Voilà que janvier s’achève et qu’à part vous donner des idées de prénoms et de sujets de conversation, je n’ai pas fait grand chose ici. Pourtant, ce n’est pas faute d’avoir stimulé tous mes sens ce mois-ci. Mais rien qui mérite un post à lui tout seul. Ou plutôt rien qui mérite que j’arrache le baobab géant qui m’a poussé dans la main.

J’ai vu un tas de films et je retiendrai La la land parce que ça met vraiment en joie, si vous n’êtes pas allergique aux comédies musicales bien sûr. Moi qui suis fanatique de Demy, souvenez-vous, ça m’a rappelé de bons moments. Et écouter l’analyse de Roger, enfoncé dans son siège jusqu’à la fin du générique (vous voyez ce genre de mecs ?) n’a pas de prix.
Il y a aussi Lumière. Voir les tout premiers films jamais tournés, comme témoins d’une époque pas si lointaine, une société de la fin du XIXe qui s’agite sous nos yeux de spectateurs, la place du Pont en 1900 (les vrais sauront), et la vie qui va, pas si éloignée de la nôtre, la famille, les rires…
J’ai vu un des plus beaux panorama de cette ville, au sommet d’un immeuble à côté du Panthéon avec une vue à quasi 360°, et j’ai pris de la hauteur le 1er janvier du huitième étage d’un immeuble avec vue sur la bnf.

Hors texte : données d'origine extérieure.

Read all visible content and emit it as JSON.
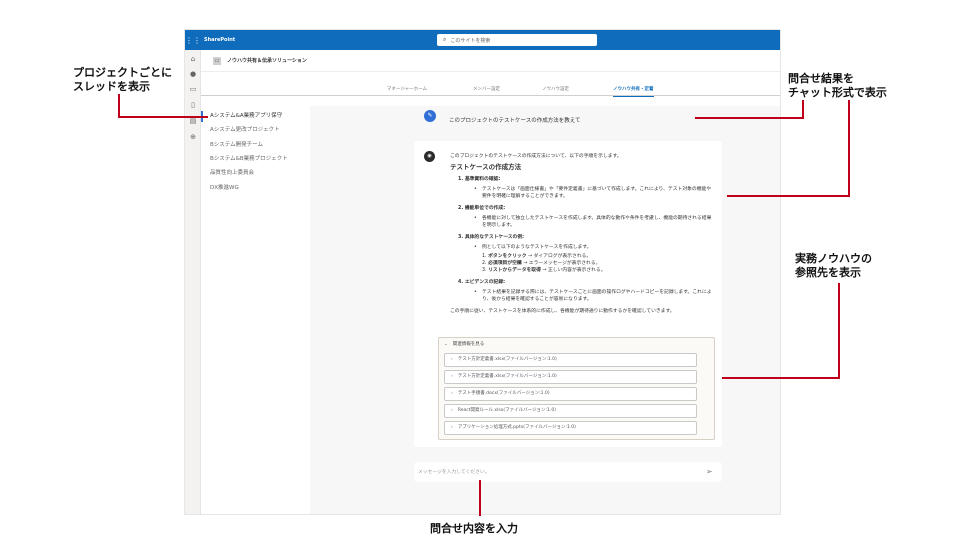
{
  "header": {
    "app_name": "SharePoint",
    "search_placeholder": "このサイトを検索"
  },
  "site": {
    "logo_label": "ロ",
    "title": "ノウハウ共有＆伝承ソリューション"
  },
  "tabs": [
    {
      "label": "マネージャーホーム",
      "active": false
    },
    {
      "label": "メンバー設定",
      "active": false
    },
    {
      "label": "ノウハウ設定",
      "active": false
    },
    {
      "label": "ノウハウ共有・定着",
      "active": true
    }
  ],
  "threads": [
    {
      "label": "Aシステム&A業務アプリ保守",
      "selected": true
    },
    {
      "label": "Aシステム更改プロジェクト",
      "selected": false
    },
    {
      "label": "Bシステム開発チーム",
      "selected": false
    },
    {
      "label": "Bシステム&B業務プロジェクト",
      "selected": false
    },
    {
      "label": "品質性向上委員会",
      "selected": false
    },
    {
      "label": "DX推進WG",
      "selected": false
    }
  ],
  "chat": {
    "question": "このプロジェクトのテストケースの作成方法を教えて",
    "answer": {
      "intro": "このプロジェクトのテストケースの作成方法について、以下の手順を示します。",
      "heading": "テストケースの作成方法",
      "steps": [
        {
          "title": "1. 基準資料の確認:",
          "bullet": "テストケースは「画面仕様書」や「要件定義書」に基づいて作成します。これにより、テスト対象の機能や要件を明確に理解することができます。"
        },
        {
          "title": "2. 機能単位での作成:",
          "bullet": "各機能に対して独立したテストケースを作成します。具体的な動作や条件を考慮し、機能の期待される結果を明示します。"
        },
        {
          "title": "3. 具体的なテストケースの例:",
          "bullet": "例として以下のようなテストケースを作成します。",
          "subs": [
            {
              "num": "1.",
              "bold": "ボタンをクリック",
              "rest": " → ダイアログが表示される。"
            },
            {
              "num": "2.",
              "bold": "必須項目が空欄",
              "rest": " → エラーメッセージが表示される。"
            },
            {
              "num": "3.",
              "bold": "リストからデータを取得",
              "rest": " → 正しい内容が表示される。"
            }
          ]
        },
        {
          "title": "4. エビデンスの記録:",
          "bullet": "テスト結果を記録する際には、テストケースごとに画面の操作ログやハードコピーを記録します。これにより、後から結果を確認することが容易になります。"
        }
      ],
      "conclusion": "この手順に従い、テストケースを体系的に作成し、各機能が期待通りに動作するかを確認していきます。"
    },
    "references": {
      "title": "関連情報を見る",
      "items": [
        "テスト方針定義書.xlsx(ファイルバージョン:1.0)",
        "テスト方針定義書.xlsx(ファイルバージョン:1.0)",
        "テスト手順書.docx(ファイルバージョン:1.0)",
        "React開発ルール.xlsx(ファイルバージョン:1.0)",
        "アプリケーション処理方式.pptx(ファイルバージョン:1.0)"
      ]
    },
    "input_placeholder": "メッセージを入力してください。"
  },
  "annotations": {
    "thread_note": [
      "プロジェクトごとに",
      "スレッドを表示"
    ],
    "chat_note": [
      "問合せ結果を",
      "チャット形式で表示"
    ],
    "reference_note": [
      "実務ノウハウの",
      "参照先を表示"
    ],
    "input_note": "問合せ内容を入力"
  },
  "colors": {
    "suite_bar": "#0f6cbd",
    "active_tab": "#0f6cbd",
    "annotation_line": "#c0001a"
  }
}
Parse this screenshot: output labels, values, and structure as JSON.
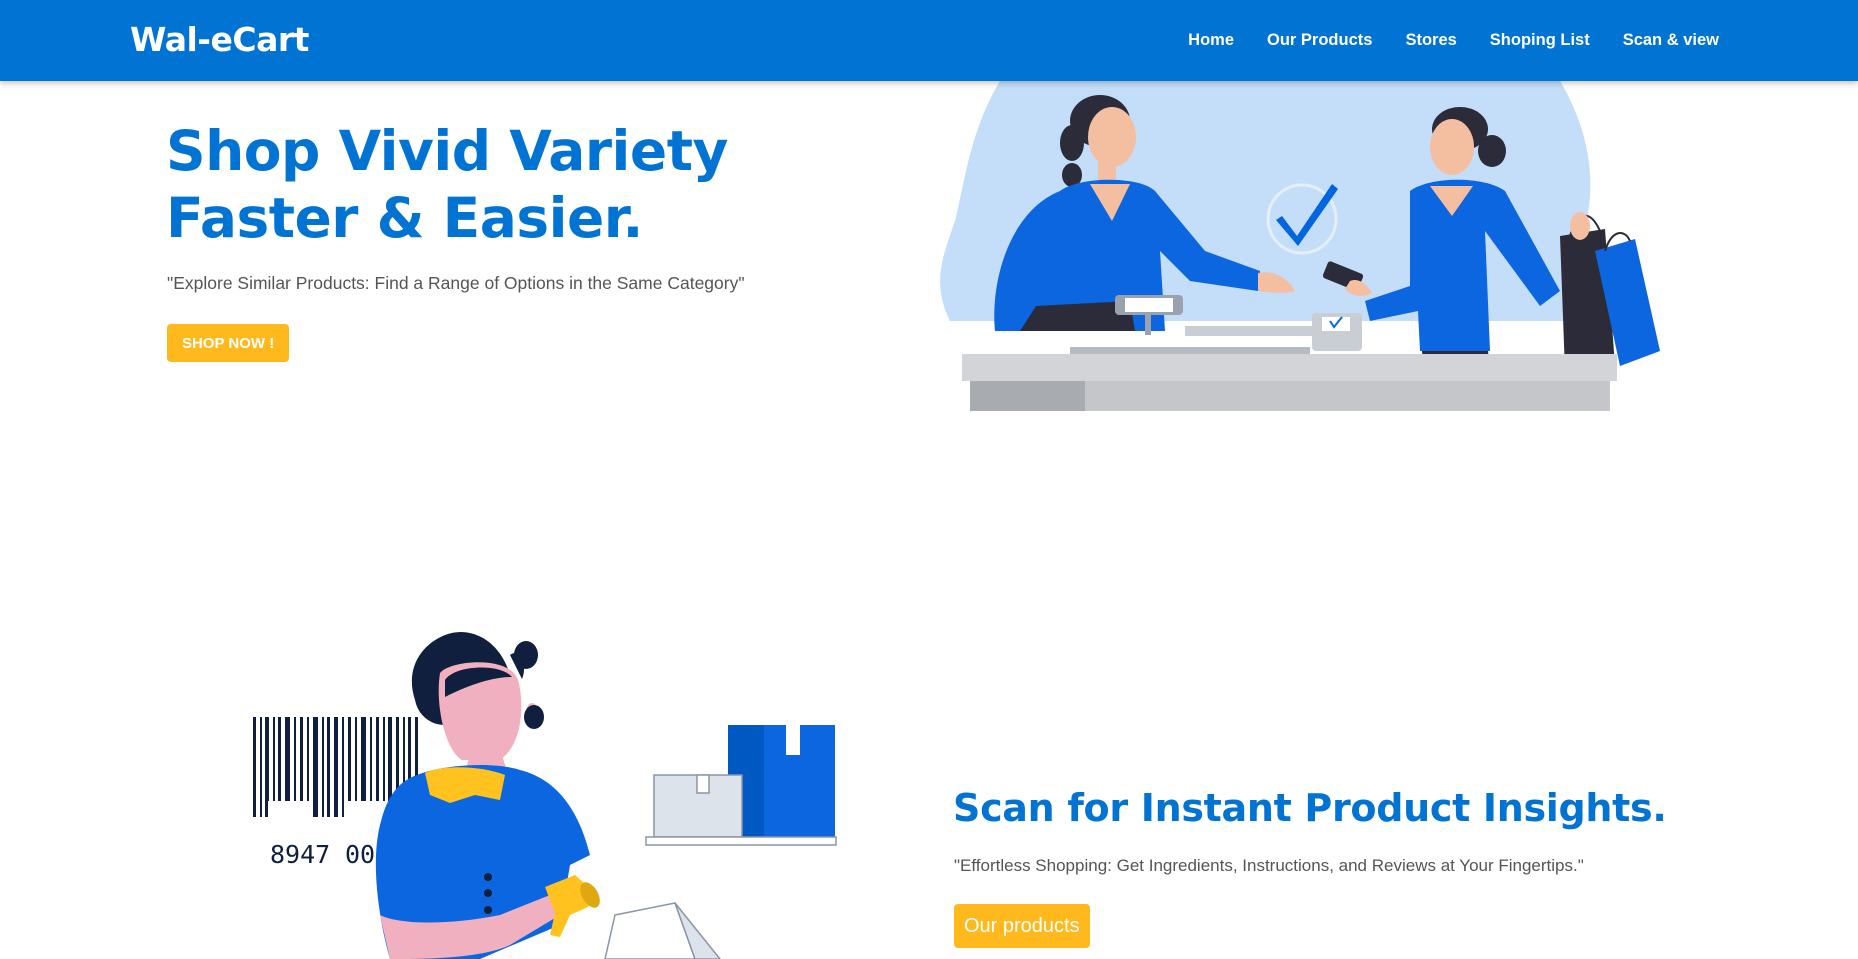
{
  "navbar": {
    "brand": "Wal-eCart",
    "links": [
      "Home",
      "Our Products",
      "Stores",
      "Shoping List",
      "Scan & view"
    ]
  },
  "hero": {
    "title": "Shop Vivid Variety Faster & Easier.",
    "subtitle": "\"Explore Similar Products: Find a Range of Options in the Same Category\"",
    "button": "SHOP NOW !"
  },
  "scan": {
    "title": "Scan for Instant Product Insights.",
    "subtitle": "\"Effortless Shopping: Get Ingredients, Instructions, and Reviews at Your Fingertips.\"",
    "button": "Our products",
    "barcode_left": "8947",
    "barcode_right": "0007"
  },
  "colors": {
    "primary": "#0173d2",
    "accent": "#ffb91c",
    "text_muted": "#555555"
  },
  "icons": {
    "checkout_check": "check-circle-icon"
  }
}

J’ai entendu au théâtre de l’Atelier Jacques Gamblin, le sextet de Laurent de Wilde, Herbie Hancock et la douce voix de ma copine Nadège à la fin “ça t’a plu ?”. Oh oui, de quoi me donner le sourire tout le reste de la journée. Je suis aussi allée écouter mon moniteur jouer dans un club du XXe. Après l’avoir entendu me raconter ses repet’ et ses concerts pendant quatre ans, c’était une boucle parfaitement bouclée que le « fleuron de sa pédagogie automobile » (c’est pas moi qui le dit) le voit dans son vrai élément.

J’ai senti le gros bouquet de mimosa offert par mes si gentils collègues de travail qui deviennent bien plus que ça, et a embaumé dans mon appart des jours entiers. J’ai aussi senti la clope et le vin rouge lors de nos interminables conversations.

J’ai goûté la première tartiflette de l’année avec Roger, un risotto aux champignons fait avec amour pour mon Manon, j’ai vérifié que Nossa, le portugais de la rue de l’école polytechnique était toujours aussi bon et que My Little Paris avait toujours aussi bon goût en allant tester la crêperie à côté du boulot.

J’ai touché du doigt une nouvelle vie, en solitaire. Une vie rien qu’à moi, où pour la première fois je me sens bien. Je suis en phase avec ce que je vis, qui n’est rien de spécial et tellement de petites choses, de moments privilégiés, voir grandir la fille de Muriel, passer du temps seule ou à plusieurs, poser un regard neuf sur cette ville aussi, qui parfois pue la misère et les particules fines, et parfois aussi me fait comme un grande bouffée d’oxygène, comme ce matin sur le pont Neuf, le soleil se levait et illuminait les façades du quai des Grand Augustins, j’étais la seule à voir ça et il faisait doux.

 

La la land de Damien Chazelle – en salles
Lumière ! commenté par Thierry Fremeaux – en salles

Ce que le djazz a fait à ma djambe de et avec Jacques Gamblin – encore quelques jours au théâtre de l’Atelier et bientôt près de chez vous.